Ms. Accardi was kind enough to answer a few questions about her book…
BluemoonNortheast: Do you have a favorite poet or style of poetry?

MC: I am partial to subtle poems that do not tell the whole story, that paint a distant abstract portrait of a snippet of time. Like the work of Lynda Hull. I like the mystery in poems and am fascinated by subtext and what is left unsaid, the underlying truth belied inside the words on the page. Very much, I like the work of Antonio Machado, Fernando Pessoa, Carl Dennis, Neruda.

BluemoonNortheast: Janet Holmes says that your poem’s “speakers navigate-between casual lies and the unknowns youth is especially privy to, building, poem by poem, a body of hard-won truths.” What can you tell us about the voices you conjure in this collection and do you have a way you connect to these personas?

MA: It sounds really stupid or ignorant or un-educated but I find myself mostly listening a lot, like Yeats’ automatic writing. Many of the poems I do not feel were written and sweated over by me but delivered through me, as a medium does. If I sit quietly and pay attention, I can get a good first draft, then my job in the next drafts is peeling away whatever does not belong to get the poem on the page to match the poem in my head. So often my subjects and personas are not things I pick or even like but subjects that are given to me. It’s like what used to be called a party line, in my parents’ and grandparents’ time—a shared telephone where someone could pick up the line at any time of the day and hear people talking. Now, that sounds insane too. But I try to listen to the phrases I am given, whether it is through a thought or a dream or a phrase or some sort of starting point.

BluemoonNortheast: Can you talk a bit about the title as relates to time and the three sections of the book, Morning, Noon and Evening?

MA: Every moment in life is precious and the Thoreau quote means to me that each should be savored and lived and not wasted and I hope through whatever issues my narrators are going through in these poems that they are descending upon the time and not pushing it away. As the book came to be a book, it seemed to me that poems needed to be classified either by subject matter or by voice, that some pieces were morning poems while others were evening.

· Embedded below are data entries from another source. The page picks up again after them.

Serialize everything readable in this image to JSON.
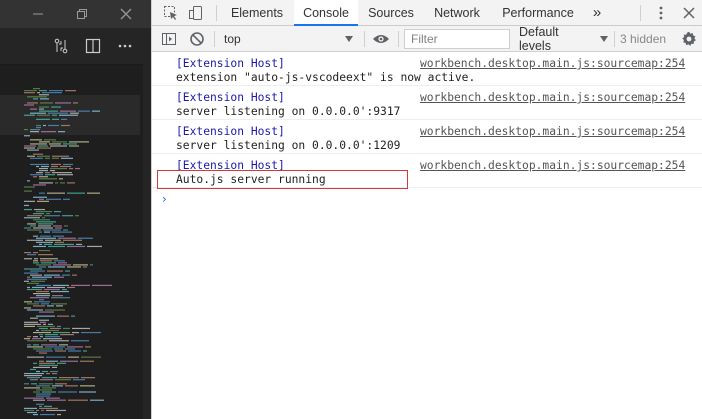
{
  "colors": {
    "editor_bg": "#1e1e1e",
    "devtools_accent": "#1a73e8",
    "message_tag": "#1a1aa6",
    "highlight_box": "#d23a3a"
  },
  "editor": {
    "titlebar_icons": [
      "minimize-icon",
      "restore-icon",
      "close-icon"
    ],
    "toolbar_icons": [
      "compare-changes-icon",
      "split-editor-icon",
      "more-actions-icon"
    ],
    "minimap_present": true
  },
  "devtools": {
    "toolbar_icons": [
      "inspect-element-icon",
      "device-toolbar-icon"
    ],
    "tabs": [
      {
        "label": "Elements",
        "active": false
      },
      {
        "label": "Console",
        "active": true
      },
      {
        "label": "Sources",
        "active": false
      },
      {
        "label": "Network",
        "active": false
      },
      {
        "label": "Performance",
        "active": false
      }
    ],
    "more_tabs": "»",
    "console_toolbar": {
      "context": "top",
      "filter_placeholder": "Filter",
      "levels": "Default levels",
      "hidden": "3 hidden"
    },
    "messages": [
      {
        "tag": "[Extension Host]",
        "text": "extension \"auto-js-vscodeext\" is now active.",
        "source": "workbench.desktop.main.js:sourcemap:254"
      },
      {
        "tag": "[Extension Host]",
        "text": "server listening on 0.0.0.0':9317",
        "source": "workbench.desktop.main.js:sourcemap:254"
      },
      {
        "tag": "[Extension Host]",
        "text": "server listening on 0.0.0.0':1209",
        "source": "workbench.desktop.main.js:sourcemap:254"
      },
      {
        "tag": "[Extension Host]",
        "text": "Auto.js server running",
        "source": "workbench.desktop.main.js:sourcemap:254"
      }
    ],
    "prompt_symbol": "›"
  }
}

At some point it seemed natural to split them up into sections of time, instead of all together. Shifts in tone or subject matter abiding, they seemed to fit easily into these categories.

Do you have a favorite poem in this collection? If so why is this poem your favorite and my we reprint it here?

Oh my. I enjoy reading aloud “Serving” at readings. It seems to have its own dramatic twists and pulls and it is a good poem for those who have ever worked in the service industry to identify with. I also like “Birth” because it was my first, what I felt was successful poem. And “Living Only with the Hands” and “Mourning Doves are also, I think successful. If I had to pick one poem to represent the collection I think I would select “Mourning Doves” because it encapsulates time and the importance of savoring each event as well as an interaction between people and the natural world.



From Injuring Eternity:

Mourning Doves

Have such soulful
Eyes, their gray suit
Of feathers blurs and sinks
Them into the background
Like a creature in hiding.
They hover below the wild
Bird feeder set up for the finches
And harvest the shells, the thistle
Seed casings and what drops after
The finches and faux robins and phoebes
Have feasted. The mourning
Doves huddle and nest in the mountains
Of seed shells and dirt and make circles
With their small bird bodies turning
Into the ground digging a place around
Them as if they were under a shrub with only
The black drops of ink from their tail feathers
Visible. In a group, they lie in wait, their dear gray
Eyes gloomy and sullen and innocent and they want
What the world desires, to be fed and comfortable
And consummated and happy.


2 comments:

e.gajd said...

Meg:
Nice review and interview. I'll be going out and looking for a copy of this book. I liked your selected citations - Accardi's poetry is striking.

.guy

janjoplin said...

Guy,
Thanks for taking the time to read this review!